What makes you think they have zero reason to subsidize, because the providers aren't a household names you assume they wouldn't operate at a loss? Whats your logic here? You make no sense.
Also, a lot of money is being made on input tokens and cached tokens, which are much cheaper to compute.
DeepSeek published their math for serving the V3/R1 models. They were 535% profitable: https://github.com/deepseek-ai/open-infra-index/blob/main/20...
If Anthropic and OpenAI are subsidizing the metered API usage, their model is going to end up just as successful as MoviePass. They are burning enough money on the training costs already.
If you have a machine running at 150 tok/ps you can only make $5820 a month at $15 per 1mm running 24/7. It costs a hell of a lot more than 6k a month to run Claude 4.7 @ 150 tok/ps on that machine 24/7.
This math is a bit off, because you have input tokens too, but regardless its still not profitable especially for how long it takes to turn around a request and the caching is probably not all that profitable.
Serving models on dedicated hardware is not the same as your at home 150t/s thing. Inference is measured in thousands of tokens / s in aggregate (i.e. for all the sessions in parallel).
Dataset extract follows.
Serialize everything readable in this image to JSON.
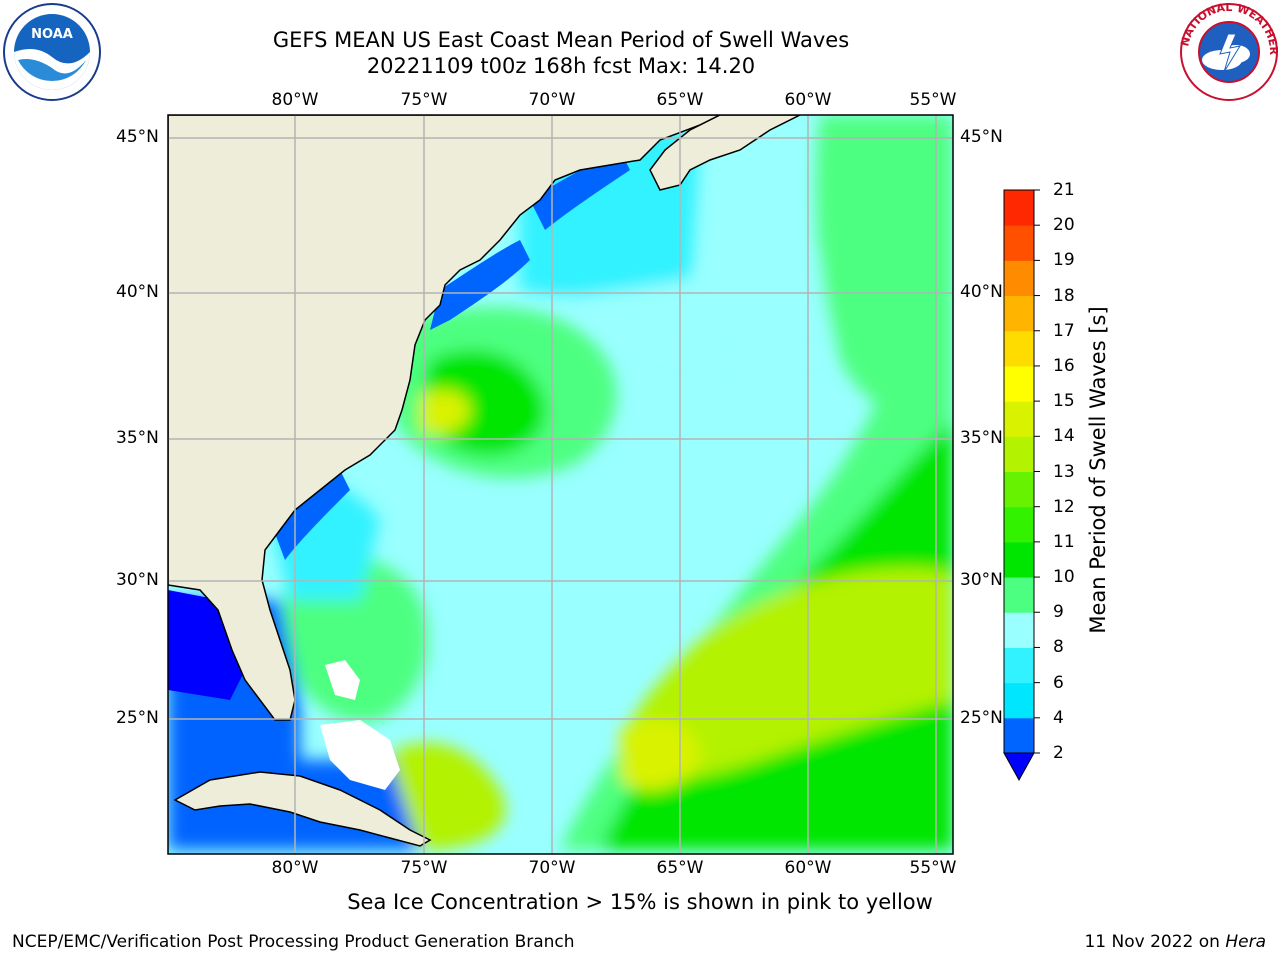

That's how they make money.
If you have a machine running at 150 tok/ps you can only make $5820 a month at $15 per 1mm running 24/7. It costs a hell of a lot more than 6k a month to run Claude 4.7 @ 150 tok/ps on that machine 24/7.
This math is a bit off, because you have input tokens too, but regardless its still not profitable especially for how long it takes to turn around a request and the caching is probably not all that profitable.
The reason it works: each time you read the model (memory bound) to calculate the next token, you can also update multiple requests (compute bound) while at it. It's also much more energy-efficient per token.
The idea that everyone is spinning up a $2 million in GPUs to scan their email inbox, search the web or avoid learning something is still ridiculous to me regardless.